Colin's Journal

Colin's Journal: A place for thoughts about politics, software, and daily life.

May 16th, 2004

EU Patent Directive

Apparently Germany is going to vote against the European Commission’s current patent directive. While this is being welcomed as a good thing, it is not, as is often the case, that straightforward. Firstly the translated quote that has raised the prospect of Germany voting no:

Under no circumstances do we want American procedures in Europe,’ Hucko vowed with regard to the US patent process. A patent must be ‘a fair reward for a bona fide invention and not abused as a strategy to bludgeon competitors.

Note that Elmar Hucko does not say Germany will vote against the patent directive. The directive as it currently stands (with the European Parliament’s amendments stripped out) is regarded by some (such as the UK Patent Office) as maintaining the status quo. It is likely that this statement by Elmar Hucko is simply an explanation of what the German government hopes the effect of the directive will be.

Pink tree blossom.Maintaining the status quo is not, however, a desirable state of affairs. According to the FFII the European Patent Office has already granted more than 30,000 patents that would class as software patents. Exactly where this number came from I’m not sure, but there certainly seems to be pressure to allow a broader scope for patenting software.
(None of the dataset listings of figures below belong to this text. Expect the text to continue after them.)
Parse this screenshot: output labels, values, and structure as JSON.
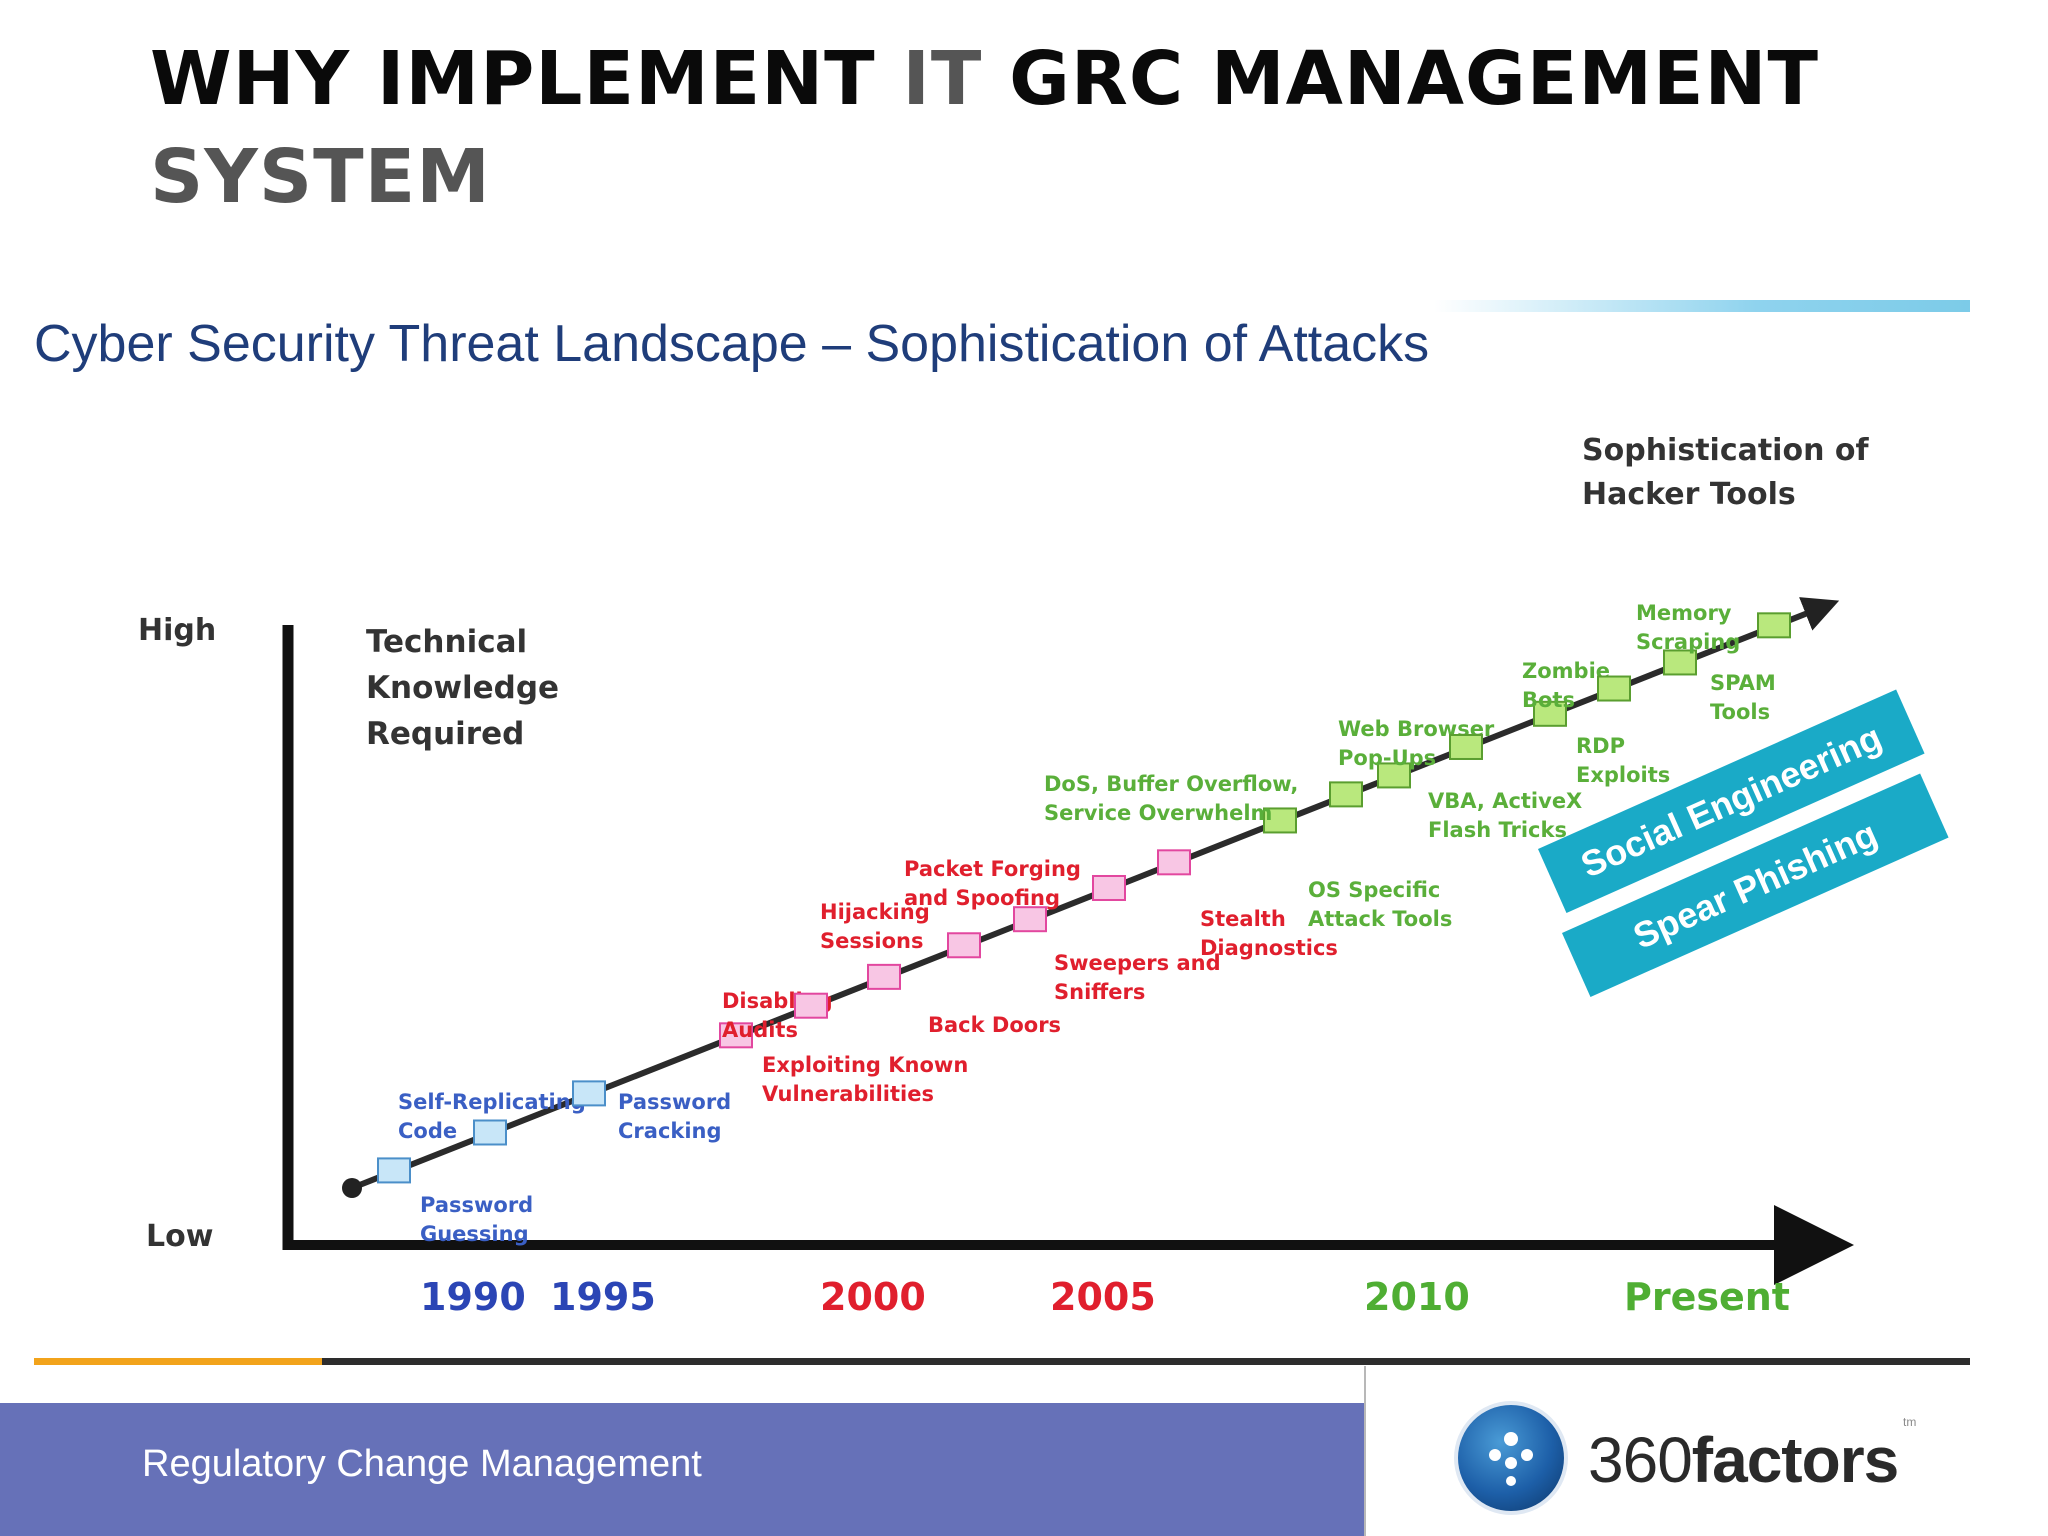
{
  "slide": {
    "title_part1": "WHY IMPLEMENT ",
    "title_part2": "IT",
    "title_part3": " GRC MANAGEMENT",
    "title_part4": "SYSTEM"
  },
  "figure": {
    "heading": "Cyber Security Threat Landscape – Sophistication of Attacks",
    "y_high": "High",
    "y_low": "Low",
    "y_axis_label": [
      "Technical",
      "Knowledge",
      "Required"
    ],
    "trend_label": [
      "Sophistication of",
      "Hacker Tools"
    ],
    "years": [
      {
        "label": "1990",
        "color": "#2b45b5"
      },
      {
        "label": "1995",
        "color": "#2b45b5"
      },
      {
        "label": "2000",
        "color": "#e01f2d"
      },
      {
        "label": "2005",
        "color": "#e01f2d"
      },
      {
        "label": "2010",
        "color": "#4fae33"
      },
      {
        "label": "Present",
        "color": "#4fae33"
      }
    ],
    "threats": [
      {
        "lines": [
          "Password",
          "Guessing"
        ],
        "era": "blue"
      },
      {
        "lines": [
          "Self-Replicating",
          "Code"
        ],
        "era": "blue"
      },
      {
        "lines": [
          "Password",
          "Cracking"
        ],
        "era": "blue"
      },
      {
        "lines": [
          "Disabling",
          "Audits"
        ],
        "era": "red"
      },
      {
        "lines": [
          "Exploiting Known",
          "Vulnerabilities"
        ],
        "era": "red"
      },
      {
        "lines": [
          "Back Doors"
        ],
        "era": "red"
      },
      {
        "lines": [
          "Hijacking",
          "Sessions"
        ],
        "era": "red"
      },
      {
        "lines": [
          "Sweepers and",
          "Sniffers"
        ],
        "era": "red"
      },
      {
        "lines": [
          "Packet Forging",
          "and Spoofing"
        ],
        "era": "red"
      },
      {
        "lines": [
          "Stealth",
          "Diagnostics"
        ],
        "era": "red"
      },
      {
        "lines": [
          "DoS, Buffer Overflow,",
          "Service Overwhelm"
        ],
        "era": "green"
      },
      {
        "lines": [
          "OS Specific",
          "Attack Tools"
        ],
        "era": "green"
      },
      {
        "lines": [
          "Web Browser",
          "Pop-Ups"
        ],
        "era": "green"
      },
      {
        "lines": [
          "VBA, ActiveX",
          "Flash Tricks"
        ],
        "era": "green"
      },
      {
        "lines": [
          "Zombie",
          "Bots"
        ],
        "era": "green"
      },
      {
        "lines": [
          "RDP",
          "Exploits"
        ],
        "era": "green"
      },
      {
        "lines": [
          "Memory",
          "Scraping"
        ],
        "era": "green"
      },
      {
        "lines": [
          "SPAM",
          "Tools"
        ],
        "era": "green"
      }
    ],
    "banners": [
      "Social Engineering",
      "Spear Phishing"
    ],
    "colors": {
      "blue_text": "#3a5fc4",
      "blue_box": "#c8e6f8",
      "blue_stroke": "#4b8fc9",
      "red_text": "#e01f2d",
      "red_box": "#f8c6e4",
      "red_stroke": "#e2479f",
      "green_text": "#5aaf3a",
      "green_box": "#b9e87d",
      "green_stroke": "#5a9e2f",
      "banner": "#1aaac7"
    }
  },
  "footer": {
    "text": "Regulatory Change Management",
    "logo_part1": "360",
    "logo_part2": "factors",
    "logo_tm": "tm"
  }
}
The best outcome would be a second reading by parliament re-introducing the amendments previously passed. If the directive could be passed by the Parliament and Council of Ministers then the EPO and national patent offices could be forced to disallow software patents. This in turn would mean existing patents becoming invalid, something that I doubt the Council of Ministers will agree to.

In this context it seems most likely that either the directive will be passed without the desired amendments (and with goverments continuing to claim that software patents are forbidden), or with the directive failing. With either result the fight will hinge on case law, and challenging patents on the grounds of technical contribution.

For good background reading on the current situation I recommend this exceptionally good Register article on the subject.